Kosmos: An AI Scientist for Autonomous Discovery

5 hours ago (arxiv.org)

It seems like these "discoveries" are mostly "We provided a dataset and Kosmos found the same conclusion as the scientist." This is an advancement but those datasets are not random in any sense. They were created to support a specific hypothesis which lead to the shared conclusion of the scientists and Kosmos. Discovery 7 seems to be of a different flavor in that a novel conclusion was arrived at from existing data.

I really think this is not "Autonomous Discovery". There is so much thought and science behind deriving the hypothesis and determining what experiments to do that is not captured in what Kosmos demonstrated here. It is exciting to see the reasoning capabilities and look forward to next steps but at this point a bit oversold in my opinion.

  • The challenge with comparing AI to humans is that the bar keeps shifting up.

    It’s pretty impressive that Kosmos can reproduce the conclusions that human scientists came to de novo. Especially when it does so much faster than a human.

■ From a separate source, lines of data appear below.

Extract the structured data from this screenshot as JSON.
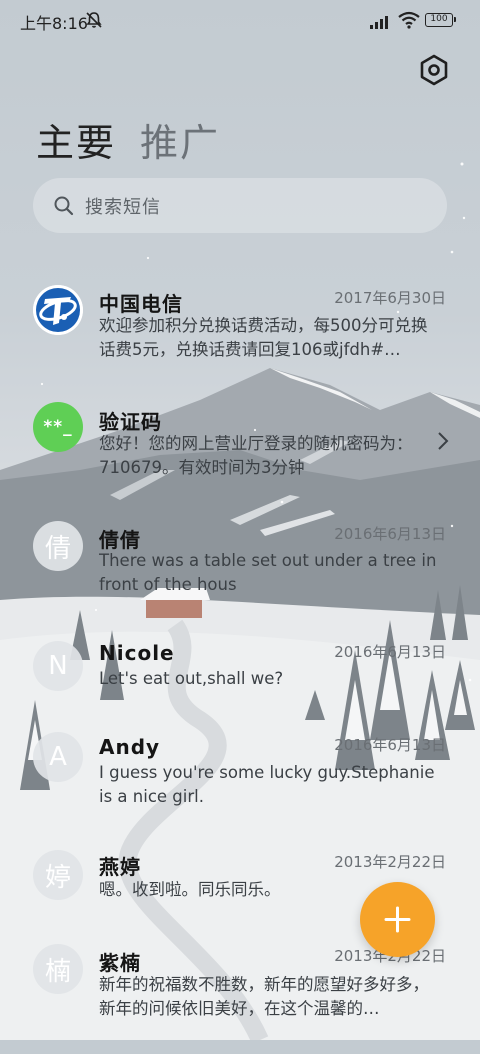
{
  "status_bar": {
    "time": "上午8:16",
    "battery": "100",
    "icons": [
      "mute-icon",
      "signal-icon",
      "wifi-icon",
      "battery-icon"
    ]
  },
  "header": {
    "settings_icon": "settings-hexagon-icon",
    "tabs": [
      {
        "label": "主要",
        "active": true
      },
      {
        "label": "推广",
        "active": false
      }
    ]
  },
  "search": {
    "icon": "search-icon",
    "placeholder": "搜索短信"
  },
  "conversations": [
    {
      "name": "中国电信",
      "date": "2017年6月30日",
      "preview": "欢迎参加积分兑换话费活动，每500分可兑换话费5元，兑换话费请回复106或jfdh#…",
      "avatar": "china-telecom-logo",
      "avatar_letter": ""
    },
    {
      "name": "验证码",
      "date": "",
      "preview": "您好！您的网上营业厅登录的随机密码为：710679。有效时间为3分钟",
      "avatar": "verification-code-icon",
      "avatar_letter": "**_"
    },
    {
      "name": "倩倩",
      "date": "2016年6月13日",
      "preview": "There was a table set out under a tree in front of the hous",
      "avatar": "letter",
      "avatar_letter": "倩"
    },
    {
      "name": "Nicole",
      "date": "2016年6月13日",
      "preview": "Let's eat out,shall we?",
      "avatar": "letter",
      "avatar_letter": "N"
    },
    {
      "name": "Andy",
      "date": "2016年6月13日",
      "preview": "I guess you're some lucky guy.Stephanie is a nice girl.",
      "avatar": "letter",
      "avatar_letter": "A"
    },
    {
      "name": "燕婷",
      "date": "2013年2月22日",
      "preview": "嗯。收到啦。同乐同乐。",
      "avatar": "letter",
      "avatar_letter": "婷"
    },
    {
      "name": "紫楠",
      "date": "2013年2月22日",
      "preview": "新年的祝福数不胜数，新年的愿望好多好多，新年的问候依旧美好，在这个温馨的…",
      "avatar": "letter",
      "avatar_letter": "楠"
    }
  ],
  "fab": {
    "icon": "plus-icon"
  },
  "colors": {
    "fab": "#f6a329",
    "verification_avatar": "#5fcf55",
    "telecom_blue": "#1a5fb4"
  }
}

    If the goal is to accelerate scientific discovery, this is what success looks like.

    • The GP says this is helpful but not autonomous discovery, you then reply we're holding AI to increasing expectation (both highly debatable and the fault of AI hypers) and say this is success. They are not mutually exclusive, and actually converge on what many have promoted with little reception: this is a useful tool but no silver bullet.

Curious to see where these go. The world model, and other enhancements seem helpful but effectively become hard coded rules. We know that human specified rules generally underperform learned relationships (at least in previous ML work) so I wonder if we’ll get to a regime like I think we were in older AI booms where we bump up against the limitations of rules again.